La mission de vigilance et de lutte contre les dérives sectaires (Miviludes) publie le 24 juin un guide intitulé «Les collectivités territoriales face aux dérives sectaires» en collaboration avec l’association des maires de France (AMF). Formation, protection des mineurs, prise en charge de publics vulnérables représentent autant de cibles pour les organisations sectaires. «Les collectivités locales s’apparentent à une terre de mission pour ces mouvements car elles disposent de moyens financiers conséquents pour faire face à des attributions aujourd’hui considérables», explique Jean-Michel Roulet, président de la Miviludes.

La santé, des témoignages toujours préoccupants
En matière de communication de documents administratifs, les auteurs du guide appellent à la vigilance, notamment dans le champ de la psychiatrie.
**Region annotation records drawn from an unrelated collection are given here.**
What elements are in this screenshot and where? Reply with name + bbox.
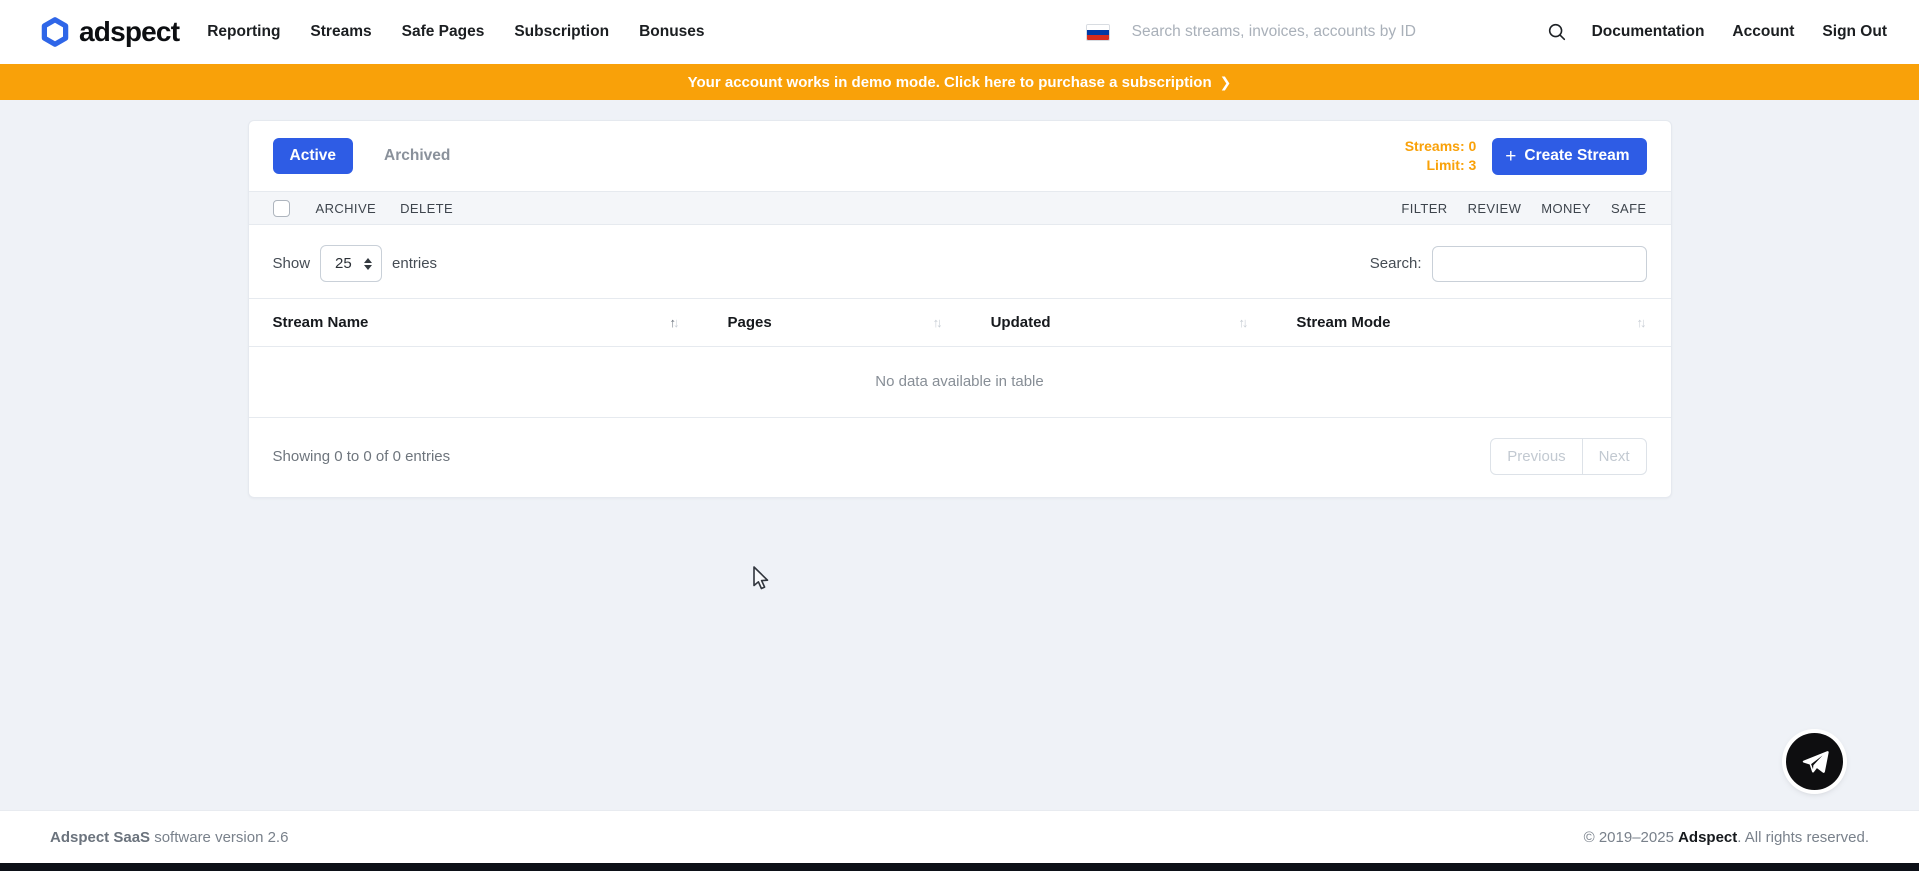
streams-count: Streams: 0: [1405, 137, 1477, 156]
bulk-actions-toolbar: ARCHIVE DELETE FILTER REVIEW MONEY SAFE: [249, 191, 1671, 225]
toggle-review[interactable]: REVIEW: [1468, 201, 1522, 216]
sort-icon: ↑↓: [1637, 315, 1647, 330]
entries-summary: Showing 0 to 0 of 0 entries: [273, 448, 451, 465]
select-all-checkbox[interactable]: [273, 200, 290, 217]
page-footer: Adspect SaaS software version 2.6 © 2019…: [0, 810, 1919, 863]
demo-banner-text: Your account works in demo mode. Click h…: [688, 74, 1212, 91]
nav-item-streams[interactable]: Streams: [310, 23, 371, 41]
bottom-dark-strip: [0, 863, 1919, 871]
adspect-logo[interactable]: adspect: [40, 16, 179, 48]
entries-label: entries: [392, 255, 437, 272]
streams-card: Active Archived Streams: 0 Limit: 3 + Cr…: [248, 120, 1672, 498]
previous-page-button[interactable]: Previous: [1490, 438, 1582, 475]
plus-icon: +: [1505, 147, 1516, 166]
footer-copyright: © 2019–2025 Adspect. All rights reserved…: [1584, 829, 1869, 846]
toggle-money[interactable]: MONEY: [1541, 201, 1591, 216]
nav-item-sign-out[interactable]: Sign Out: [1822, 23, 1887, 41]
pagination: Previous Next: [1490, 438, 1646, 475]
search-button[interactable]: [1540, 15, 1574, 49]
streams-limit: Limit: 3: [1405, 156, 1477, 175]
nav-item-account[interactable]: Account: [1732, 23, 1794, 41]
streams-card-header: Active Archived Streams: 0 Limit: 3 + Cr…: [249, 121, 1671, 191]
page-length-control: Show 25 entries: [273, 245, 438, 282]
streams-table: Stream Name ↑↓ Pages ↑↓ Updated ↑↓ Str: [249, 298, 1671, 418]
empty-row: No data available in table: [249, 347, 1671, 418]
sort-icon: ↑↓: [670, 315, 680, 330]
create-stream-button[interactable]: + Create Stream: [1492, 138, 1646, 175]
page-length-select[interactable]: 25: [320, 245, 382, 282]
footer-brand-name: Adspect: [1678, 829, 1737, 846]
nav-item-safe-pages[interactable]: Safe Pages: [402, 23, 485, 41]
main-content: Active Archived Streams: 0 Limit: 3 + Cr…: [0, 100, 1919, 810]
sort-icon: ↑↓: [933, 315, 943, 330]
nav-item-bonuses[interactable]: Bonuses: [639, 23, 704, 41]
table-footer: Showing 0 to 0 of 0 entries Previous Nex…: [249, 418, 1671, 497]
column-header-updated[interactable]: Updated ↑↓: [967, 299, 1273, 347]
chevron-right-icon: ❯: [1220, 74, 1232, 91]
brand-name: adspect: [79, 16, 179, 48]
column-toggles: FILTER REVIEW MONEY SAFE: [1401, 201, 1646, 216]
search-icon: [1546, 21, 1568, 43]
quota-info: Streams: 0 Limit: 3: [1405, 137, 1477, 175]
select-caret-icon: [364, 258, 372, 270]
secondary-nav: Documentation Account Sign Out: [1592, 23, 1887, 41]
column-header-stream-mode[interactable]: Stream Mode ↑↓: [1272, 299, 1670, 347]
tab-active[interactable]: Active: [273, 138, 354, 174]
sort-icon: ↑↓: [1238, 315, 1248, 330]
table-search-control: Search:: [1370, 246, 1647, 282]
show-label: Show: [273, 255, 311, 272]
footer-product-name: Adspect SaaS: [50, 829, 150, 846]
telegram-icon: [1800, 747, 1830, 777]
demo-mode-banner[interactable]: Your account works in demo mode. Click h…: [0, 64, 1919, 100]
column-header-stream-name[interactable]: Stream Name ↑↓: [249, 299, 704, 347]
delete-action[interactable]: DELETE: [400, 201, 453, 216]
empty-table-message: No data available in table: [249, 347, 1671, 418]
nav-item-subscription[interactable]: Subscription: [514, 23, 609, 41]
nav-item-reporting[interactable]: Reporting: [207, 23, 280, 41]
flag-stripe-red: [1087, 35, 1109, 40]
footer-version-text: Adspect SaaS software version 2.6: [50, 829, 288, 846]
adspect-app: adspect Reporting Streams Safe Pages Sub…: [0, 0, 1919, 871]
global-search-input[interactable]: [1132, 23, 1540, 41]
language-flag-russian[interactable]: [1086, 24, 1110, 41]
top-navbar: adspect Reporting Streams Safe Pages Sub…: [0, 0, 1919, 64]
page-length-value: 25: [335, 255, 352, 272]
hexagon-logo-icon: [40, 17, 70, 47]
telegram-chat-button[interactable]: [1786, 733, 1843, 790]
table-controls: Show 25 entries Search:: [249, 225, 1671, 298]
table-search-input[interactable]: [1432, 246, 1647, 282]
archive-action[interactable]: ARCHIVE: [316, 201, 377, 216]
tab-archived[interactable]: Archived: [367, 138, 467, 174]
bulk-actions: ARCHIVE DELETE: [316, 201, 454, 216]
primary-nav: Reporting Streams Safe Pages Subscriptio…: [207, 23, 704, 41]
next-page-button[interactable]: Next: [1582, 438, 1647, 475]
table-search-label: Search:: [1370, 255, 1422, 272]
create-stream-label: Create Stream: [1524, 147, 1629, 165]
nav-item-documentation[interactable]: Documentation: [1592, 23, 1705, 41]
table-header-row: Stream Name ↑↓ Pages ↑↓ Updated ↑↓ Str: [249, 299, 1671, 347]
column-header-pages[interactable]: Pages ↑↓: [704, 299, 967, 347]
toggle-filter[interactable]: FILTER: [1401, 201, 1447, 216]
toggle-safe[interactable]: SAFE: [1611, 201, 1647, 216]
Cette discipline fait en effet l’objet depuis plusieurs années d’attaques en règle par l’Eglise de la Scientologie. Le guide relève par exemple que «l’association filiale de la Scientologie, la Commission des citoyens pour les droits de l’homme (…) sollicite la communication des registres des visites d’internements psychiatriques, le règlement intérieur des centres hospitaliers spécialisés (CHS), les demandes d’habilitations préfectorales, le budget et les comptes financiers des établissements. Dans ce domaine précis, le danger est de communiquer l’identité des personnels et des patients des CHS, qui se trouvent ainsi fragilisés». Si ces données sont couvertes par le secret médical et donc non communicables, «les scientologues, explique Jean-Michel Roulet, réussissent parfois à les obtenir, en faisant signer les demandes par les médecins par exemple. Ils vont ensuite voir les patients ou leurs familles pour tenter de les éloigner de la psychiatrie. Rappelez-vous qu’à New York, des membres de l’Eglise de Scientologie écartaient les psychologues intervenant auprès des victimes après les attentats du 11 septembre 2001». D’autre part, si la loi du 4 mars 2002, dite loi Kouchner, permet à la personne malade de refuser des soins, il importe là encore de s’assurer que les patients ne sont pas sous l’emprise d’un mouvement sectaire. «Des refus de transfusions sanguine sont encore souvent dictés par des pressions exercées par des militants prosélytes qui font le siège des chambres des patients», poursuit le président de la Miviludes.

Conseils et exemple jurisprudentiels
Ce guide recense de nombreuses jurisprudences afin d’alerter les lecteurs sur les erreurs à ne pas commettre : aucune décision officielle de refus ne devra par exemple être motivé par l’appartenance à une secte dans la mesure où la liberté de croyance amènera quasi systématiquement le juge à rejeter cet argument. En revanche, repousser une demande d’adoption en mettant en avant le risque que fait courir à un enfant une famille qui affiche clairement son opposition à une transfusion sanguine sera jugé recevable. Conseils pratiques «pour tester le comportement d’un groupe qui inquiète» ou pour effectuer un signalement complètent cet outil précieux pour tenter de mettre un terme à des agissements sectaires de plus en plus nombreux et diversifiés.